Q:AI顧客は大きなレチクルサイズを用いたもっと大きなサイズのチップを開発したがっており、一部の顧客はEMIB(注:インテルが開発した2.5D/3Dパッケージング技術:Embedded Multi-die Interconnect Bridge)を使用することを検討している。TSMCがこのような競争に対処する戦略は何なのか、そしてより戦略的に、例えばTSMCで前工程を行ったチップをインテルがパッケージングすることはありうるか?

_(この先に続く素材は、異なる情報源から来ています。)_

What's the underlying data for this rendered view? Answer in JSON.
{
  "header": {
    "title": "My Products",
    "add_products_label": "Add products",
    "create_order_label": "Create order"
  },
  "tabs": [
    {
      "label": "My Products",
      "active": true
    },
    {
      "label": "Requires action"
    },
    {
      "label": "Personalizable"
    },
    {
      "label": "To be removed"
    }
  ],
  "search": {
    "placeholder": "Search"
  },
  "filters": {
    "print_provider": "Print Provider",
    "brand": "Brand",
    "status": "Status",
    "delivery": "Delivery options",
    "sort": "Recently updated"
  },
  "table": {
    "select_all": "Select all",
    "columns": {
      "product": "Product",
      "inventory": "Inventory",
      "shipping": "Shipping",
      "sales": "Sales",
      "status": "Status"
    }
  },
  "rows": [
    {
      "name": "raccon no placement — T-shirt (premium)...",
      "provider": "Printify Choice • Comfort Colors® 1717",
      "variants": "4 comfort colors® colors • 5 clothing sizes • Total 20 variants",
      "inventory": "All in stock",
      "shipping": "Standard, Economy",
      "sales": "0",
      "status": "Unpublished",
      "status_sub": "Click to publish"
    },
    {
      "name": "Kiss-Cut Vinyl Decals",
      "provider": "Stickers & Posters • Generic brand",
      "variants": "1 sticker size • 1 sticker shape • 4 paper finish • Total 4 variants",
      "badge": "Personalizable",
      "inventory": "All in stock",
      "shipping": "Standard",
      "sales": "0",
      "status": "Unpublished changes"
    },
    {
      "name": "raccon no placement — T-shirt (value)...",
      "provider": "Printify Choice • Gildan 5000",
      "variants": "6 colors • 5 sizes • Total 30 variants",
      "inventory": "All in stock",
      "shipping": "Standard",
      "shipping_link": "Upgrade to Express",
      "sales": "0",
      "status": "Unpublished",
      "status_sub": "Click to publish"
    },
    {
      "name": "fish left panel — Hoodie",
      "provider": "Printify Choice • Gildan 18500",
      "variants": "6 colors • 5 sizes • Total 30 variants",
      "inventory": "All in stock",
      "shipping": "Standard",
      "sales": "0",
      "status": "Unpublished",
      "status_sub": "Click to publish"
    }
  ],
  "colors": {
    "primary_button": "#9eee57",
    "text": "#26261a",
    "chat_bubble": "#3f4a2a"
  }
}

A:TSMCは業界最大のレチクルサイズのパッケージングを提供している。そして確かに、我々の競合他社も非常に魅力的な技術を提供していることは理解しており、我々はそれを歓迎している。そうすることで顧客はより多くの選択肢を持ち、我々は顧客とより多くのビジネスができるからである。それが我々の姿勢である。しかし、我々はどんなビジネスも取り残さないように、顧客の全ての需要に応えるために非常に努力している。我々はまた、非常に大きな3Dパッケージング技術を開発中であり、全ての顧客と協力しており、今のところ順調に進んでいる。
設備投資増額に際してEUVなどの装置をきちんと入手できるのか?
Q:長期的な設備投資計画について伺いたい。2021年に経営陣は非常に強い需要を背景に3年間の設備投資ガイダンスを1000億米ドルとした。TSMCは、それを上回る投資をしようとしているようだが、現在、製造設備の供給は非常に逼迫している。昨日、ASMLは好業績を報告した。EUVの供給逼迫が問題となりうるが、経営陣は投資家にある種の長期的な設備投資ガイダンスを提供するつもりはあるのか?
A:過去3年間で我々の総設備投資額は1010億米ドルだった。今年は既に設備投資が高水準である560億米ドルに向かっており、これは過去3年間の総額の50%以上に相当する。だから、我々はAIのメガトレンドに強い確信を持っている。今後数年間、今後3年間の設備投資は過去3年間を大幅に上回ると予想している。具体的な数字は明らかにできない。
我々は常にTSMCの文化として、サプライヤと密接に協力している。なぜなら我々は彼らをパートナーと見なしているからである。だから、我々は特にASML、Applied Materials、Lam Researchなどと引き続き協力している。今のところ、彼らのサポートには非常に満足している。
年間成長率は30%を超えるか?
Q:供給逼迫が続いているようなので、年間売上高成長率を今までの予測の 30%から上振れが可能だろうか?また、この時点で、消費者の最終需要、ひいては5GやPCからの需要に何らかの影響が出ているか?
A:メモリ価格の上昇は確かに価格に敏感な最終市場、特にPCやスマートフォン市場に影響を与えている。しかし、市場が少し軟化しているのも事実であるが、ハイエンドスマートフォンは引き続き好調で、これはTSMCにとって有利である。そして、30%以上の前成長率についてどれほど上振れするかについては、 3ヵ月後の7月に再度発表する。その時にはより正確な数字を伝えることができるだろう。